Her strange little face turned to mine, and her eyes were fixed on me. She must have seen the disgust I felt, for she began to tremble and her eyes filled with tears. Then she hid her face against my shoulder and clung to me. I was frightened to scold her. Even without my having said anything she seemed to shrivel up like some bruised and broken plant. I patted her head gently, and at once she brightened. She got down from my knee and began to dance about the floor.
Meanwhile I was left with the problem of the soup. If the soup were strained the mouse, I supposed, would be discovered; but if it were, as it was practically certain to be, simply turned out into a tureen, the revelation might come too late. On the other hand, were I to turn informer, little Alice would most surely be whipped, and, whether she deserved it or not, the idea of that was as revolting to me as would be the ill-treatment of a sick monkey. There was a young girl in the kitchen who looked after the rougher work, and I thought of explaining the matter to her, after swearing her to secrecy, but before I had made up my mind I heard the others downstairs.

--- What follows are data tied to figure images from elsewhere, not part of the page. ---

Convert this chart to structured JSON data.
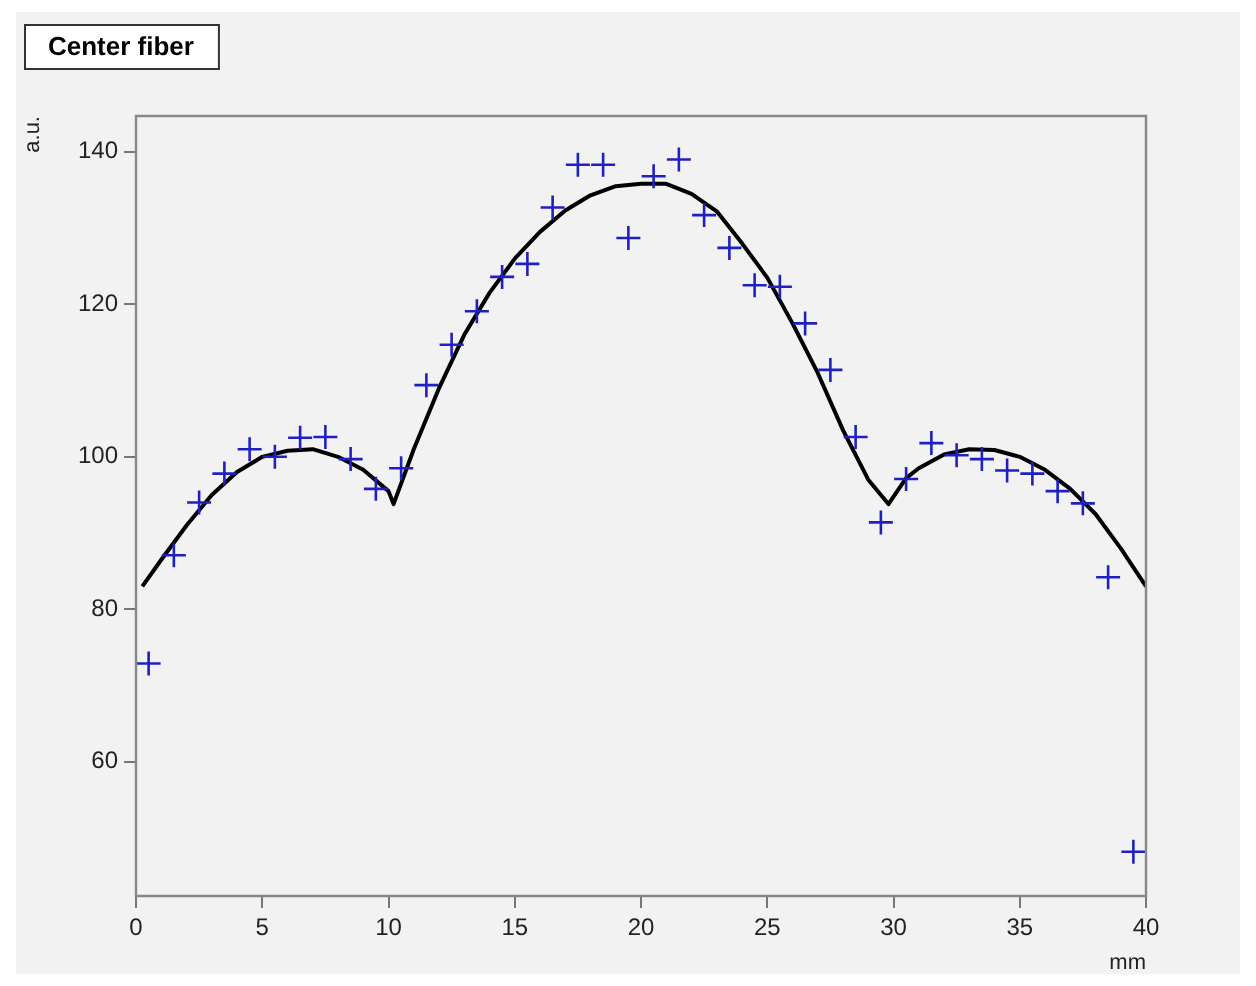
{
  "chart_data": {
    "type": "scatter",
    "title": "Center fiber",
    "xlabel": "mm",
    "ylabel": "a.u.",
    "xlim": [
      0,
      40
    ],
    "xticks": [
      0,
      5,
      10,
      15,
      20,
      25,
      30,
      35,
      40
    ],
    "ylim": [
      42.4,
      144.7
    ],
    "yticks": [
      60,
      80,
      100,
      120,
      140
    ],
    "marker": "cross",
    "legend": false,
    "series": [
      {
        "color": "#2020c0",
        "x": [
          0.5,
          1.5,
          2.5,
          3.5,
          4.5,
          5.5,
          6.5,
          7.5,
          8.5,
          9.5,
          10.5,
          11.5,
          12.5,
          13.5,
          14.5,
          15.5,
          16.5,
          17.5,
          18.5,
          19.5,
          20.5,
          21.5,
          22.5,
          23.5,
          24.5,
          25.5,
          26.5,
          27.5,
          28.5,
          29.5,
          30.5,
          31.5,
          32.5,
          33.5,
          34.5,
          35.5,
          36.5,
          37.5,
          38.5,
          39.5
        ],
        "values": [
          72.9,
          87.1,
          94.0,
          97.8,
          101.0,
          100.0,
          102.5,
          102.6,
          99.7,
          95.8,
          98.5,
          109.4,
          114.7,
          119.1,
          123.6,
          125.3,
          132.7,
          138.3,
          138.3,
          128.7,
          136.8,
          139.0,
          131.7,
          127.4,
          122.5,
          122.3,
          117.5,
          111.4,
          102.6,
          91.4,
          97.1,
          101.8,
          100.2,
          99.7,
          98.2,
          97.8,
          95.5,
          93.9,
          84.2,
          48.2
        ]
      },
      {
        "type": "line",
        "color": "#000000",
        "marker": "none",
        "line_style": "solid",
        "x": [
          0.25,
          1,
          2,
          3,
          4,
          5,
          6,
          7,
          8,
          9,
          10,
          10.2,
          11,
          12,
          13,
          14,
          15,
          16,
          17,
          18,
          19,
          20,
          21,
          22,
          23,
          24,
          25,
          26,
          27,
          28,
          29,
          29.8,
          30.5,
          31,
          32,
          33,
          34,
          35,
          36,
          37,
          38,
          39,
          40
        ],
        "values": [
          83,
          86.5,
          91,
          95,
          98,
          100,
          100.8,
          101,
          100,
          98.3,
          95.5,
          93.8,
          101,
          109,
          116,
          121.5,
          126,
          129.5,
          132.3,
          134.3,
          135.5,
          135.8,
          135.8,
          134.5,
          132.2,
          128,
          123.5,
          117.5,
          111,
          103.5,
          97,
          93.8,
          97.2,
          98.5,
          100.3,
          101,
          100.9,
          100,
          98.3,
          95.8,
          92.5,
          88,
          83
        ]
      }
    ]
  }
}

They had evidently got back from church, and now I didn’t know what to do. Uncle George, preceded by Gordon and Thomas in their green plush suits, came into the parlour. Uncle George began to warm himself before the gas-stove. “You should have come out this morning, Peter,” he said, in his gentle voice. “You missed a treat.”

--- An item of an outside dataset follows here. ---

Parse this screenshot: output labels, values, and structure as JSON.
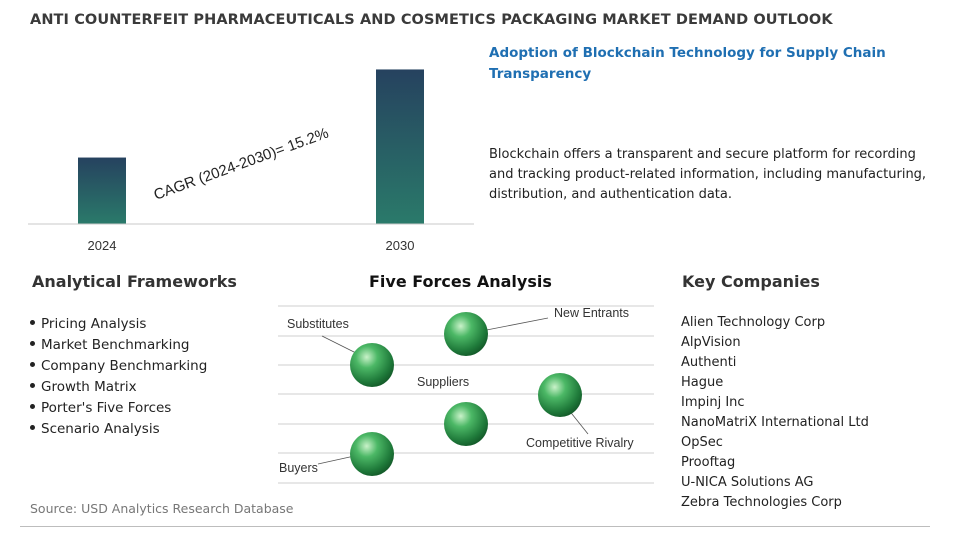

I listened to his comments on the sermon, feeling all the time most uncomfortable. Gordon and Thomas tried to climb about my chair, but I kept them off with a firm hand. The parlour door was open, probably the kitchen door too, for all at once there came a scream from that department, not very loud, yet distinctly audible. I glanced at Alice. The others hadn’t heard it. Uncle George was still in the midst of his mild enthusiasm, and Gordon and Thomas, flattening their little round red noses with a finger, were practising squinting with remarkable success. Alice had become perfectly still, her big black eyes fixed on mine: and, as for me, I knew the mouse had been discovered and felt vastly relieved. Conceive of my amazement, therefore, when the soup after all appeared at table. Alice and I did not take any, and Aunt Margaret did not either, so that there was enough left to do Monday’s dinner; but of the mouse I never heard again.